Le consegne? Dal 14 novembre. Se arriva il freddo forte, ed è un miracolo che il tempo ancora regga, cominceranno i problemi». La soluzione alternativa proposte agli sfollati di Paganica? Isola del Gran Sasso, di là dal traforo. Con le navette per venire a scuola o a fare la spesa in paese per poi tornare a dormire lì, la notte. «Ma la gente non ci sta», afferma ancora Pascucci. «Di 12 contattati, la metà ha accettato. I moduli provvisori saranno pronti solo tra 40 giorni, ce l’ha ribadito il sindaco. Per questo stiamo spingendo col volantino sul contributo». Attaccato all’ingresso, dove tutti lo vedono, in grassetto c’è scritto: «800 euro due coniugi ultra 65enni; 1000 euro famiglia di 5 persone con 2 anziani; 200 euro per ogni ultra 65enne o persona con disabilità non inferiore al 67 per cento; 300 euro nucleo monofamiliare, 400 euro bifamiliare, 600 euro nucleo con 3 o più persone». Ieri notte, dopo la scossa, due persone sono tornate a chiedere posto in tenda. «Avevano paura del terremoto e li abbiamo riaccolti», conclude Pascucci, «ma secondo me in questa fase occorrerebbe più solidarietà tra famiglie. Magari chi ha posto in una casa che si è salvata potrebbe ospitare chi è senza soluzione. Qui vedo poca solidarietà ». Le tende chiuse finora sono state 14 su 80, di cui 4 negli ultimi giorni.
A PIAZZA D’ARMI. Al tramonto di settembre, davanti a uno scempio di immondizia lasciata al suo posto dopo lo sgombero forzato della tendopoli più grande e più problematica dell’intera città sparsa, tre dei 40 «irriducibili » ragionano su quando, finalmente, se ne potranno andare. «Non sappiamo niente.
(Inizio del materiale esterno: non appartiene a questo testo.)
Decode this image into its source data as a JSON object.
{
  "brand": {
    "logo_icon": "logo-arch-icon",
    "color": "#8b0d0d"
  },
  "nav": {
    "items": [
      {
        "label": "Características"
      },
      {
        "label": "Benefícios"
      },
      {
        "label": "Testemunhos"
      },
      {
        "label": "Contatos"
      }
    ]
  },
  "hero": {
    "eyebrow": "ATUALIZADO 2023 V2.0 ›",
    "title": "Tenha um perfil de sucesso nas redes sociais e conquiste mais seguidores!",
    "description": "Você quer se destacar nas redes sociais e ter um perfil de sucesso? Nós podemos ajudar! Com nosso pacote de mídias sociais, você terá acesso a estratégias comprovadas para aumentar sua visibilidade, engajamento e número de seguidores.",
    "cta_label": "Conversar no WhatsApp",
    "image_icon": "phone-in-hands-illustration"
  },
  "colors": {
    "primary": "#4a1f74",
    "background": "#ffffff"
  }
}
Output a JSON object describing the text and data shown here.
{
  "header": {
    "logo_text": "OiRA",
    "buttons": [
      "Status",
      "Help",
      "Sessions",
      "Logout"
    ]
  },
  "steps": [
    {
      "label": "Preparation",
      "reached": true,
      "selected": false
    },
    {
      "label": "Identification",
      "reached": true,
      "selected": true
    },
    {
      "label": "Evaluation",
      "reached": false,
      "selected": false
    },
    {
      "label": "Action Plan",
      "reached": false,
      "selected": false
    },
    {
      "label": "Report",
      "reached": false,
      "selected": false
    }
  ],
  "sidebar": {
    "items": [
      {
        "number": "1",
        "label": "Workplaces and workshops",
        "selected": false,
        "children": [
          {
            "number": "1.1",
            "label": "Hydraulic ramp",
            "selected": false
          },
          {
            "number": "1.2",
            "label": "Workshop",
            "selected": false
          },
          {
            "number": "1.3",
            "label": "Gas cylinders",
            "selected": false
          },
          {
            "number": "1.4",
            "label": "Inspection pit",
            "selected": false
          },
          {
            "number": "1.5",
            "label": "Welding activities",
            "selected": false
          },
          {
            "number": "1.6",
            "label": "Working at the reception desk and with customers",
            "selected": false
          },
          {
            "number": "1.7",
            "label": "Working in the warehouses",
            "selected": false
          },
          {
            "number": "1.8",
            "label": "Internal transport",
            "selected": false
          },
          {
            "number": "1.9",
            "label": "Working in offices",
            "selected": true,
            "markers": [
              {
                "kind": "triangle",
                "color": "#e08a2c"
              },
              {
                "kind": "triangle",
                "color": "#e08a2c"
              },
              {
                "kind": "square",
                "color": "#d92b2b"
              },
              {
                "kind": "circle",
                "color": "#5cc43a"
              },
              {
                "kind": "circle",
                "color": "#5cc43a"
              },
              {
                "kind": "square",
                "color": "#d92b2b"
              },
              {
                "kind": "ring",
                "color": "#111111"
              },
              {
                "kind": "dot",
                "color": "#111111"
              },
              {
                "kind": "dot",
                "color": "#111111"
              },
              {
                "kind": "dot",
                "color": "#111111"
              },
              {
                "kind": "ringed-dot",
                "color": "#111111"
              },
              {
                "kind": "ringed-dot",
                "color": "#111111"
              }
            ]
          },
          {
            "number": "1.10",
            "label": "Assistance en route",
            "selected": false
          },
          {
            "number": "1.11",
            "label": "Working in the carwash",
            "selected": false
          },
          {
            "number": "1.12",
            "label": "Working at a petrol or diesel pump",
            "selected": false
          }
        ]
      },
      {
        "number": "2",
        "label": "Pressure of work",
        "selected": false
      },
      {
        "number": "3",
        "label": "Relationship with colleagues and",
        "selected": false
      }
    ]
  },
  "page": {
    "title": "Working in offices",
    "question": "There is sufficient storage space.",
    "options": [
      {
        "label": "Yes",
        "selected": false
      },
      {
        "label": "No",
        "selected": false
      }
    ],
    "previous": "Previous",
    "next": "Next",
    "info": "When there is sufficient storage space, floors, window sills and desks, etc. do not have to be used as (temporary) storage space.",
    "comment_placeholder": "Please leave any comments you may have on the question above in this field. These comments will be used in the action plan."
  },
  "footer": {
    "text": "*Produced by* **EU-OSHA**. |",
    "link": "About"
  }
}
Di certo, a Ovindoli non se ne parla: l’abbiamo già detto. Avevano promesso che per questa settimana ci avrebbero trovato una sistemazione più vicina ma non si è visto nessuno. Ci hanno smontato e tolto tutto, dobbiamo fare pure la guardia ai cartoni di acqua minerale. C’è gente che viene da fuori e se la carica sulla macchina. Ma abbiamo chiamato i carabinieri e uno l’abbiamo beccato». Qui ci sono ancora persone disabili, come una donna anziana costretta sulla sedia a rotelle. «Cialente? Qua non si è mai visto». Senza corrente anche l’ambulatorio medico, che visita, sì, ma «fino al tramonto ». Tendopoli chiuse a settembre? Pare di no. L’ultimo aggiornamento parla di 11108 ospiti. Titti Postiglione (Sala Italia Protezione civile) insiste: «L’obiettivo resta invariato». Le tendopoli chiuse da maggio sono 86, ne restano ancora 85 anche se sul sito c’è scritto 110. Impossibile chiuderle in 5 giorni.